"Scratch, scratch, scratch… Scratch, scratch, scratch."
You roll over to the sound of your dog scratching repeatedly at the foot of your bed, and giving himself a good, hard shake while he's at it. What's driving him nuts and keeping you both awake? Could he have fleas?
Pets scratch for a variety of reasons, says WebMD guest veterinarian Will Draper, DVM, in the online discussion, Caring for Your Pet. Fleas are certainly one of those reasons. That's why you should use a flea preventive for your pets, either topically applied or given orally.

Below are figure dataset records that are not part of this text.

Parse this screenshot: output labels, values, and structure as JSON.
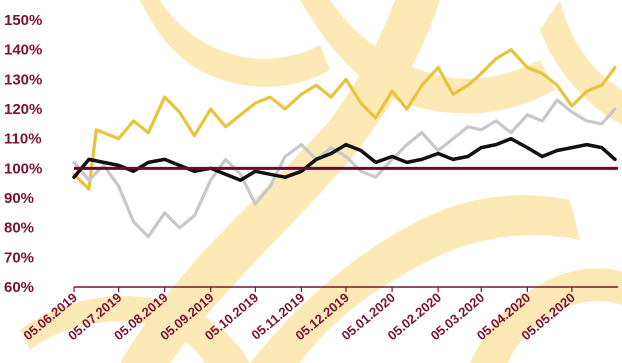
{
  "chart_data": {
    "type": "line",
    "title": "",
    "xlabel": "",
    "ylabel": "",
    "y_tick_labels": [
      "60%",
      "70%",
      "80%",
      "90%",
      "100%",
      "110%",
      "120%",
      "130%",
      "140%",
      "150%"
    ],
    "x_tick_labels": [
      "05.06.2019",
      "05.07.2019",
      "05.08.2019",
      "05.09.2019",
      "05.10.2019",
      "05.11.2019",
      "05.12.2019",
      "05.01.2020",
      "05.02.2020",
      "05.03.2020",
      "05.04.2020",
      "05.05.2020"
    ],
    "ylim": [
      60,
      150
    ],
    "grid": false,
    "legend": "none",
    "reference_line": {
      "value": 100,
      "color": "#6b0a2e"
    },
    "background_watermark": {
      "color": "#fce9b6"
    },
    "series": [
      {
        "color": "#e8c43a",
        "x": [
          "05.06.2019",
          "15.06.2019",
          "20.06.2019",
          "05.07.2019",
          "15.07.2019",
          "25.07.2019",
          "05.08.2019",
          "15.08.2019",
          "25.08.2019",
          "05.09.2019",
          "15.09.2019",
          "25.09.2019",
          "05.10.2019",
          "15.10.2019",
          "25.10.2019",
          "05.11.2019",
          "15.11.2019",
          "25.11.2019",
          "05.12.2019",
          "15.12.2019",
          "25.12.2019",
          "05.01.2020",
          "15.01.2020",
          "25.01.2020",
          "05.02.2020",
          "15.02.2020",
          "25.02.2020",
          "05.03.2020",
          "15.03.2020",
          "25.03.2020",
          "05.04.2020",
          "15.04.2020",
          "25.04.2020",
          "05.05.2020",
          "15.05.2020",
          "25.05.2020",
          "03.06.2020"
        ],
        "values": [
          98,
          93,
          113,
          110,
          116,
          112,
          124,
          119,
          111,
          120,
          114,
          118,
          122,
          124,
          120,
          125,
          128,
          124,
          130,
          122,
          117,
          126,
          120,
          128,
          134,
          125,
          128,
          132,
          137,
          140,
          134,
          132,
          128,
          121,
          126,
          128,
          134
        ]
      },
      {
        "color": "#c8c8c8",
        "x": [
          "05.06.2019",
          "15.06.2019",
          "25.06.2019",
          "05.07.2019",
          "15.07.2019",
          "25.07.2019",
          "05.08.2019",
          "15.08.2019",
          "25.08.2019",
          "05.09.2019",
          "15.09.2019",
          "25.09.2019",
          "05.10.2019",
          "15.10.2019",
          "25.10.2019",
          "05.11.2019",
          "15.11.2019",
          "25.11.2019",
          "05.12.2019",
          "15.12.2019",
          "25.12.2019",
          "05.01.2020",
          "15.01.2020",
          "25.01.2020",
          "05.02.2020",
          "15.02.2020",
          "25.02.2020",
          "05.03.2020",
          "15.03.2020",
          "25.03.2020",
          "05.04.2020",
          "15.04.2020",
          "25.04.2020",
          "05.05.2020",
          "15.05.2020",
          "25.05.2020",
          "03.06.2020"
        ],
        "values": [
          102,
          96,
          101,
          94,
          82,
          77,
          85,
          80,
          84,
          96,
          103,
          98,
          88,
          94,
          104,
          108,
          103,
          107,
          104,
          99,
          97,
          103,
          108,
          112,
          106,
          110,
          114,
          113,
          116,
          112,
          118,
          116,
          123,
          119,
          116,
          115,
          120
        ]
      },
      {
        "color": "#111111",
        "x": [
          "05.06.2019",
          "15.06.2019",
          "25.06.2019",
          "05.07.2019",
          "15.07.2019",
          "25.07.2019",
          "05.08.2019",
          "15.08.2019",
          "25.08.2019",
          "05.09.2019",
          "15.09.2019",
          "25.09.2019",
          "05.10.2019",
          "15.10.2019",
          "25.10.2019",
          "05.11.2019",
          "15.11.2019",
          "25.11.2019",
          "05.12.2019",
          "15.12.2019",
          "25.12.2019",
          "05.01.2020",
          "15.01.2020",
          "25.01.2020",
          "05.02.2020",
          "15.02.2020",
          "25.02.2020",
          "05.03.2020",
          "15.03.2020",
          "25.03.2020",
          "05.04.2020",
          "15.04.2020",
          "25.04.2020",
          "05.05.2020",
          "15.05.2020",
          "25.05.2020",
          "03.06.2020"
        ],
        "values": [
          97,
          103,
          102,
          101,
          99,
          102,
          103,
          101,
          99,
          100,
          98,
          96,
          99,
          98,
          97,
          99,
          103,
          105,
          108,
          106,
          102,
          104,
          102,
          103,
          105,
          103,
          104,
          107,
          108,
          110,
          107,
          104,
          106,
          107,
          108,
          107,
          103
        ]
      }
    ]
  }
}
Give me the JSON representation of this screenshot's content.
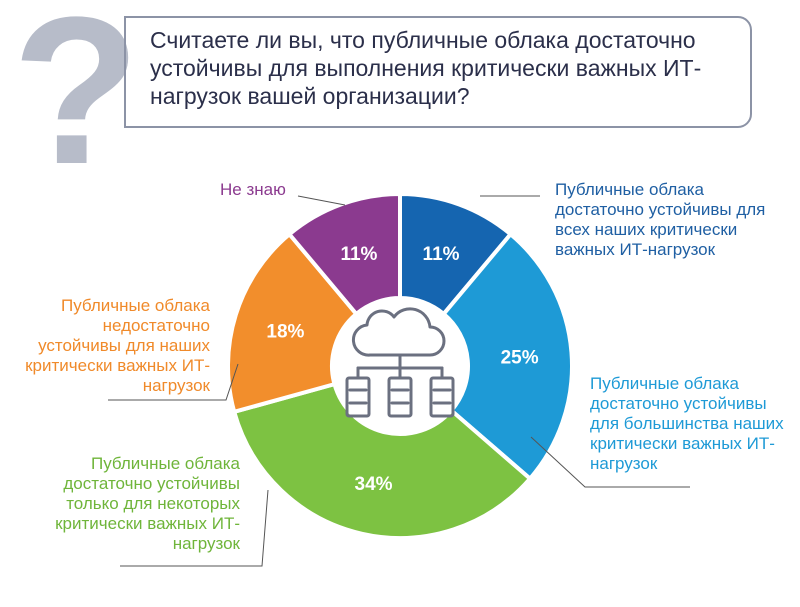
{
  "question": {
    "mark": "?",
    "text": "Считаете ли вы, что публичные облака достаточно устойчивы для выполнения критически важных ИТ-нагрузок вашей организации?"
  },
  "center_icon": "cloud-servers-icon",
  "chart_data": {
    "type": "pie",
    "donut": true,
    "title": "",
    "slices": [
      {
        "key": "all",
        "label": "Публичные облака достаточно устойчивы для всех наших критически важных ИТ-нагрузок",
        "value": 11,
        "value_label": "11%",
        "color": "#1565b0"
      },
      {
        "key": "most",
        "label": "Публичные облака достаточно устойчивы для большинства наших критически важных ИТ-нагрузок",
        "value": 25,
        "value_label": "25%",
        "color": "#1e9ad6"
      },
      {
        "key": "some",
        "label": "Публичные облака достаточно устойчивы только для некоторых критически важных ИТ-нагрузок",
        "value": 34,
        "value_label": "34%",
        "color": "#7dc242"
      },
      {
        "key": "insufficient",
        "label": "Публичные облака недостаточно устойчивы для наших критически важных ИТ-нагрузок",
        "value": 18,
        "value_label": "18%",
        "color": "#f28e2c"
      },
      {
        "key": "dont_know",
        "label": "Не знаю",
        "value": 11,
        "value_label": "11%",
        "color": "#8b3a8f"
      }
    ]
  }
}
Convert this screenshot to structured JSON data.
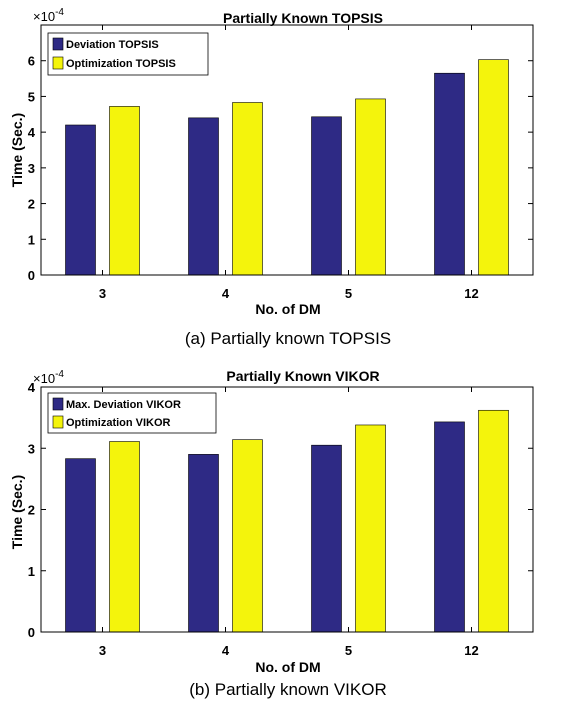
{
  "chart_data": [
    {
      "type": "bar",
      "title": "Partially Known TOPSIS",
      "caption": "(a) Partially known TOPSIS",
      "xlabel": "No. of DM",
      "ylabel": "Time (Sec.)",
      "exponent_label": "×10",
      "exponent_power": "-4",
      "categories": [
        "3",
        "4",
        "5",
        "12"
      ],
      "ylim": [
        0,
        7
      ],
      "yticks": [
        0,
        1,
        2,
        3,
        4,
        5,
        6
      ],
      "grid": false,
      "legend_position": "top-left",
      "series": [
        {
          "name": "Deviation TOPSIS",
          "color": "#2e2a85",
          "values": [
            4.2,
            4.4,
            4.43,
            5.65
          ]
        },
        {
          "name": "Optimization TOPSIS",
          "color": "#f4f40c",
          "values": [
            4.72,
            4.83,
            4.93,
            6.03
          ]
        }
      ]
    },
    {
      "type": "bar",
      "title": "Partially Known VIKOR",
      "caption": "(b) Partially known VIKOR",
      "xlabel": "No. of DM",
      "ylabel": "Time (Sec.)",
      "exponent_label": "×10",
      "exponent_power": "-4",
      "categories": [
        "3",
        "4",
        "5",
        "12"
      ],
      "ylim": [
        0,
        4
      ],
      "yticks": [
        0,
        1,
        2,
        3,
        4
      ],
      "grid": false,
      "legend_position": "top-left",
      "series": [
        {
          "name": "Max. Deviation VIKOR",
          "color": "#2e2a85",
          "values": [
            2.83,
            2.9,
            3.05,
            3.43
          ]
        },
        {
          "name": "Optimization VIKOR",
          "color": "#f4f40c",
          "values": [
            3.11,
            3.14,
            3.38,
            3.62
          ]
        }
      ]
    }
  ]
}
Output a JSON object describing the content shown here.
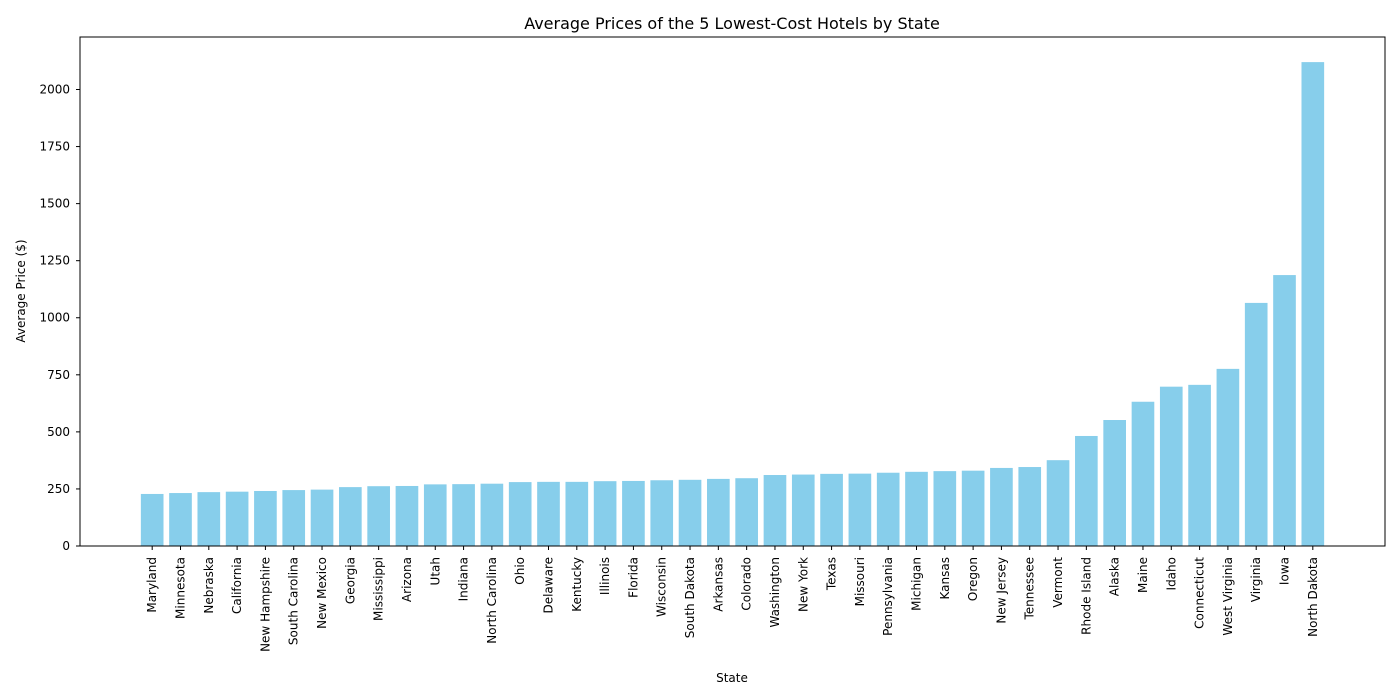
{
  "chart_data": {
    "type": "bar",
    "title": "Average Prices of the 5 Lowest-Cost Hotels by State",
    "xlabel": "State",
    "ylabel": "Average Price ($)",
    "ylim": [
      0,
      2230
    ],
    "yticks": [
      0,
      250,
      500,
      750,
      1000,
      1250,
      1500,
      1750,
      2000
    ],
    "grid": false,
    "bar_color": "#87ceeb",
    "categories": [
      "Maryland",
      "Minnesota",
      "Nebraska",
      "California",
      "New Hampshire",
      "South Carolina",
      "New Mexico",
      "Georgia",
      "Mississippi",
      "Arizona",
      "Utah",
      "Indiana",
      "North Carolina",
      "Ohio",
      "Delaware",
      "Kentucky",
      "Illinois",
      "Florida",
      "Wisconsin",
      "South Dakota",
      "Arkansas",
      "Colorado",
      "Washington",
      "New York",
      "Texas",
      "Missouri",
      "Pennsylvania",
      "Michigan",
      "Kansas",
      "Oregon",
      "New Jersey",
      "Tennessee",
      "Vermont",
      "Rhode Island",
      "Alaska",
      "Maine",
      "Idaho",
      "Connecticut",
      "West Virginia",
      "Virginia",
      "Iowa",
      "North Dakota"
    ],
    "values": [
      228,
      232,
      236,
      238,
      241,
      245,
      247,
      258,
      262,
      263,
      270,
      271,
      273,
      280,
      281,
      281,
      284,
      285,
      288,
      290,
      294,
      297,
      311,
      313,
      316,
      317,
      321,
      325,
      328,
      330,
      342,
      346,
      376,
      482,
      552,
      632,
      698,
      706,
      776,
      1065,
      1187,
      2120
    ]
  }
}
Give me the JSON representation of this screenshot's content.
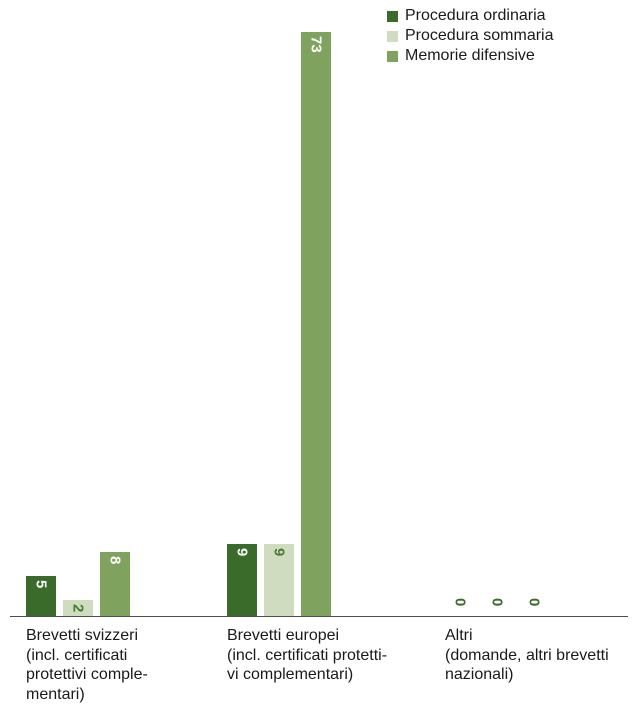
{
  "chart_data": {
    "type": "bar",
    "categories": [
      "Brevetti svizzeri\n(incl. certificati\nprotettivi comple-\nmentari)",
      "Brevetti europei\n(incl. certificati protetti-\nvi complementari)",
      "Altri\n(domande, altri brevetti\nnazionali)"
    ],
    "series": [
      {
        "name": "Procedura ordinaria",
        "color": "#3a6b2a",
        "values": [
          5,
          9,
          0
        ]
      },
      {
        "name": "Procedura sommaria",
        "color": "#cfdcbf",
        "values": [
          2,
          9,
          0
        ]
      },
      {
        "name": "Memorie difensive",
        "color": "#7fa35f",
        "values": [
          8,
          73,
          0
        ]
      }
    ],
    "ylim": [
      0,
      76
    ],
    "grid": false,
    "legend_position": "top-right",
    "value_labels": "inside-bar-rotated",
    "zero_label_color": "#3a6b2a"
  }
}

But fleas aren't the only reason pets will scratch up a storm. Another possibility, Draper says, is a different kind of pest: a tick. The skin irritation from ticks resembles that of fleas. Pets can injure themselves with their desperate scratches for relief. This kind of distressing itch needs a vet's treatment.
Just like humans, dogs and cats can also be allergic to substances they inhale, like pollen, dust, and molds. These allergens can cause noticeable skin reactions. If it turns out that your pet has an allergy, you can help ease her symptoms by doing the same things you would do for yourself. Use air filters in the home, keep windows closed, vacuum frequently. And whenever possible, avoid exposing your pet to substances she is allergic to.
Can pets have food allergies? Draper says they can. Not only can your pet's food allergies lead to gastrointestinal issues, they can also cause skin irritation that leads to itching and scratching.
Pets also scratch if an irritant -- such as a chemical or a medicated cream -- has gotten on their coats or skin.
And of course, sometimes your dog or cat will just scratch for no physical reason, Draper says. But if the scratching is persistent and making both of you uncomfortable, it's time for a visit to the vet.
Has your pet ever developed a frustrating scratching habit? What was the cause? How did you remedy it?